New Horizons in Hyperpolarized 13C MRI.

Hyperpolarization techniques significantly enhance the sensitivity of magnetic resonance (MR) and thus present fascinating new directions for research and applications with in vivo MR imaging and spectroscopy (MRI/S). Hyperpolarized 13C MRI/S, in particular, enables real-time non-invasive assessment of metabolic processes and holds great promise for a diverse range of clinical applications spanning fields like oncology, neurology, and cardiology, with a potential for improving early diagnosis of disease, patient stratification, and therapy response assessment. Despite its potential, technical challenges remain for achieving clinical translation. This paper provides an overview of the discussions that took place at the international workshop "New Horizons in Hyperpolarized 13C MRI," in March 2023 at the Bavarian Academy of Sciences and Humanities, Munich, Germany. The workshop covered new developments, as well as future directions, in topics including polarization techniques (particularly focusing on parahydrogen-based methods), novel probes, considerations related to data acquisition and analysis, and emerging clinical applications in oncology and other fields.

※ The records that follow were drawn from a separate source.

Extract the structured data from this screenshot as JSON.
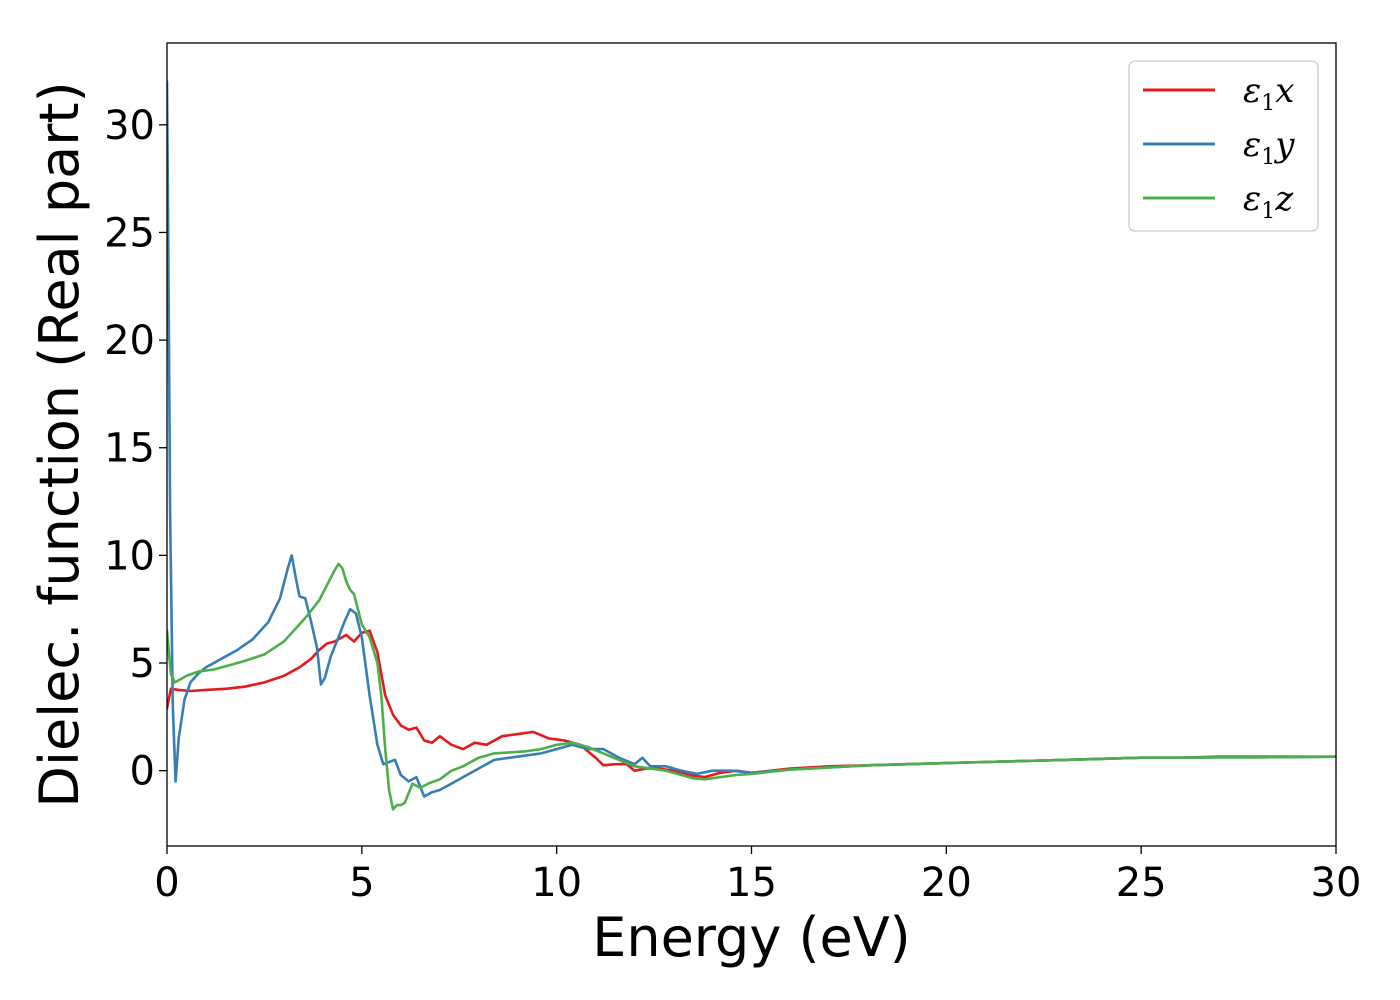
{
  "chart_data": {
    "type": "line",
    "xlabel": "Energy (eV)",
    "ylabel": "Dielec. function (Real part)",
    "xlim": [
      0,
      30
    ],
    "ylim": [
      -3.5,
      33.8
    ],
    "xticks": [
      0,
      5,
      10,
      15,
      20,
      25,
      30
    ],
    "yticks": [
      0,
      5,
      10,
      15,
      20,
      25,
      30
    ],
    "grid": false,
    "legend_position": "top-right",
    "series": [
      {
        "name": "ε1x",
        "legend_base": "ε",
        "legend_sub": "1",
        "legend_suffix": "x",
        "color": "#e41a1c",
        "x": [
          0,
          0.1,
          0.3,
          0.6,
          1.0,
          1.5,
          2.0,
          2.5,
          3.0,
          3.4,
          3.7,
          3.9,
          4.1,
          4.3,
          4.6,
          4.8,
          5.0,
          5.2,
          5.4,
          5.6,
          5.8,
          6.0,
          6.2,
          6.4,
          6.6,
          6.8,
          7.0,
          7.3,
          7.6,
          7.9,
          8.2,
          8.6,
          9.0,
          9.4,
          9.8,
          10.2,
          10.6,
          11.0,
          11.2,
          11.5,
          11.8,
          12.0,
          12.3,
          12.6,
          13.0,
          13.4,
          13.8,
          14.2,
          14.6,
          15.0,
          16.0,
          17.0,
          18.0,
          19.0,
          20.0,
          21.0,
          22.0,
          23.0,
          24.0,
          25.0,
          26.0,
          27.0,
          28.0,
          29.0,
          30.0
        ],
        "y": [
          2.9,
          3.8,
          3.75,
          3.7,
          3.75,
          3.8,
          3.9,
          4.1,
          4.4,
          4.8,
          5.2,
          5.6,
          5.9,
          6.0,
          6.3,
          6.0,
          6.4,
          6.5,
          5.5,
          3.5,
          2.6,
          2.1,
          1.9,
          2.0,
          1.4,
          1.3,
          1.6,
          1.2,
          1.0,
          1.3,
          1.2,
          1.6,
          1.7,
          1.8,
          1.5,
          1.4,
          1.2,
          0.6,
          0.25,
          0.3,
          0.3,
          0.0,
          0.1,
          0.1,
          0.0,
          -0.2,
          -0.3,
          -0.1,
          0.0,
          -0.1,
          0.1,
          0.2,
          0.25,
          0.3,
          0.35,
          0.4,
          0.45,
          0.5,
          0.55,
          0.6,
          0.6,
          0.65,
          0.65,
          0.65,
          0.65
        ]
      },
      {
        "name": "ε1y",
        "legend_base": "ε",
        "legend_sub": "1",
        "legend_suffix": "y",
        "color": "#377eb8",
        "x": [
          0,
          0.03,
          0.08,
          0.15,
          0.22,
          0.3,
          0.45,
          0.6,
          0.8,
          1.0,
          1.4,
          1.8,
          2.2,
          2.6,
          2.9,
          3.1,
          3.2,
          3.3,
          3.4,
          3.55,
          3.7,
          3.85,
          3.95,
          4.05,
          4.2,
          4.4,
          4.55,
          4.7,
          4.85,
          5.0,
          5.2,
          5.4,
          5.55,
          5.7,
          5.85,
          6.0,
          6.2,
          6.4,
          6.6,
          6.8,
          7.0,
          7.3,
          7.6,
          8.0,
          8.4,
          8.8,
          9.2,
          9.6,
          10.0,
          10.4,
          10.8,
          11.2,
          11.6,
          12.0,
          12.2,
          12.4,
          12.8,
          13.2,
          13.6,
          14.0,
          14.5,
          15.0,
          16.0,
          17.0,
          18.0,
          19.0,
          20.0,
          21.0,
          22.0,
          23.0,
          24.0,
          25.0,
          26.0,
          27.0,
          28.0,
          29.0,
          30.0
        ],
        "y": [
          32.0,
          25.0,
          12.0,
          3.0,
          -0.5,
          1.5,
          3.3,
          4.1,
          4.5,
          4.8,
          5.2,
          5.6,
          6.1,
          6.9,
          8.0,
          9.4,
          10.0,
          9.0,
          8.1,
          8.0,
          6.9,
          5.7,
          4.0,
          4.3,
          5.3,
          6.2,
          6.9,
          7.5,
          7.3,
          6.2,
          3.5,
          1.2,
          0.3,
          0.4,
          0.5,
          -0.2,
          -0.5,
          -0.3,
          -1.2,
          -1.0,
          -0.9,
          -0.6,
          -0.3,
          0.1,
          0.5,
          0.6,
          0.7,
          0.8,
          1.0,
          1.2,
          1.0,
          1.0,
          0.6,
          0.3,
          0.6,
          0.2,
          0.2,
          0.0,
          -0.15,
          0.0,
          0.0,
          -0.1,
          0.05,
          0.15,
          0.25,
          0.3,
          0.35,
          0.4,
          0.45,
          0.5,
          0.55,
          0.6,
          0.6,
          0.62,
          0.62,
          0.63,
          0.65
        ]
      },
      {
        "name": "ε1z",
        "legend_base": "ε",
        "legend_sub": "1",
        "legend_suffix": "z",
        "color": "#4daf4a",
        "x": [
          0,
          0.05,
          0.1,
          0.2,
          0.3,
          0.5,
          0.8,
          1.2,
          1.6,
          2.0,
          2.5,
          3.0,
          3.3,
          3.6,
          3.9,
          4.1,
          4.3,
          4.4,
          4.5,
          4.6,
          4.7,
          4.8,
          4.9,
          5.0,
          5.2,
          5.4,
          5.5,
          5.6,
          5.7,
          5.8,
          5.9,
          6.0,
          6.1,
          6.3,
          6.5,
          6.7,
          7.0,
          7.3,
          7.6,
          8.0,
          8.4,
          8.8,
          9.2,
          9.6,
          10.0,
          10.4,
          10.8,
          11.2,
          11.6,
          12.0,
          12.4,
          12.8,
          13.2,
          13.5,
          13.8,
          14.2,
          14.6,
          15.0,
          16.0,
          17.0,
          18.0,
          19.0,
          20.0,
          21.0,
          22.0,
          23.0,
          24.0,
          25.0,
          26.0,
          27.0,
          28.0,
          29.0,
          30.0
        ],
        "y": [
          6.5,
          5.5,
          4.5,
          4.1,
          4.2,
          4.4,
          4.6,
          4.7,
          4.9,
          5.1,
          5.4,
          6.0,
          6.6,
          7.2,
          7.9,
          8.6,
          9.3,
          9.6,
          9.4,
          8.8,
          8.4,
          8.2,
          7.5,
          6.8,
          6.2,
          5.0,
          3.5,
          1.0,
          -0.9,
          -1.8,
          -1.6,
          -1.6,
          -1.5,
          -0.6,
          -0.8,
          -0.6,
          -0.4,
          0.0,
          0.2,
          0.6,
          0.8,
          0.85,
          0.9,
          1.0,
          1.2,
          1.3,
          1.1,
          0.8,
          0.5,
          0.2,
          0.1,
          0.0,
          -0.2,
          -0.35,
          -0.4,
          -0.3,
          -0.2,
          -0.15,
          0.05,
          0.15,
          0.25,
          0.3,
          0.35,
          0.4,
          0.45,
          0.5,
          0.55,
          0.6,
          0.6,
          0.62,
          0.62,
          0.63,
          0.65
        ]
      }
    ]
  }
}
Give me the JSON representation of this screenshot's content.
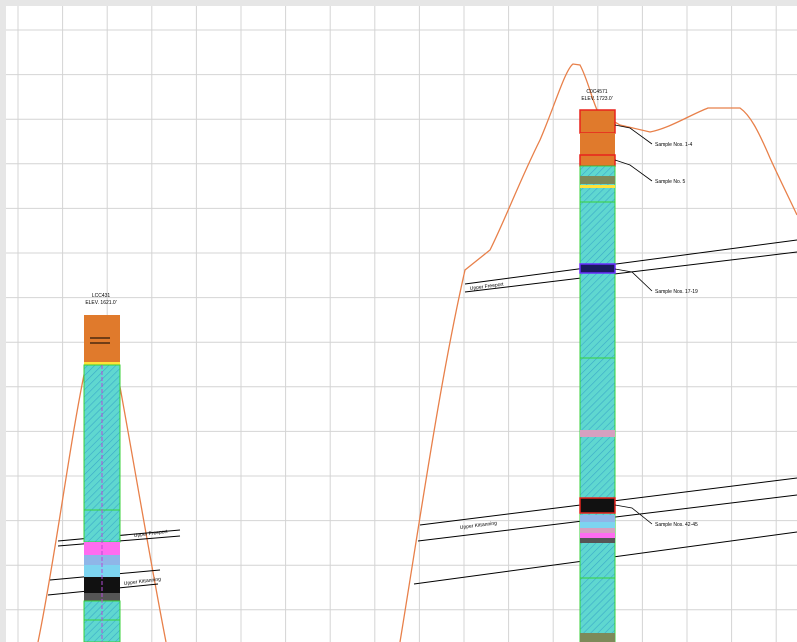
{
  "boreholes": [
    {
      "id": "LCC431",
      "elevation": "ELEV. 1621.0'"
    },
    {
      "id": "C0C4571",
      "elevation": "ELEV. 1723.0'"
    }
  ],
  "horizons": [
    {
      "label": "Upper Freeport"
    },
    {
      "label": "Upper Kittanning"
    },
    {
      "label": "Upper Freeport"
    },
    {
      "label": "Upper Kittanning"
    }
  ],
  "samples": [
    {
      "label": "Sample Nos. 1-4"
    },
    {
      "label": "Sample No. 5"
    },
    {
      "label": "Sample Nos. 17-19"
    },
    {
      "label": "Sample Nos. 42-45"
    }
  ]
}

Quo Vadis Hyperpolarized 13C MRI?

Over the last two decades, hyperpolarized 13C MRI has gained significance in both preclinical and clinical studies, hereby relying on technologies like PHIP-SAH (ParaHydrogen-Induced Polarization-Side Arm Hydrogenation), SABRE (Signal Amplification by Reversible Exchange), and dDNP (dissolution Dynamic Nuclear Polarization), with dDNP being applied in humans. A clinical dDNP polarizer has enabled studies across 24 sites, despite challenges like high cost and slow polarization. Parahydrogen-based techniques like SABRE and PHIP offer faster, more cost-efficient alternatives but require molecule-specific optimization. The focus has been on imaging metabolism of hyperpolarized probes, which requires long T1, high polarization and rapid contrast generation. Efforts to establish novel probes, improve acquisition techniques and enhance data analysis methods including artificial intelligence are ongoing. Potential clinical value of hyperpolarized 13C MRI was demonstrated primarily for treatment response assessment in oncology, but also in cardiology, nephrology, hepatology and CNS characterization. In this review on biomedical hyperpolarized 13C MRI, we summarize important and recent advances in polarization techniques, probe development, acquisition and analysis methods as well as clinical trials. Starting from those we try to sketch a trajectory where the field of biomedical hyperpolarized 13C MRI might go.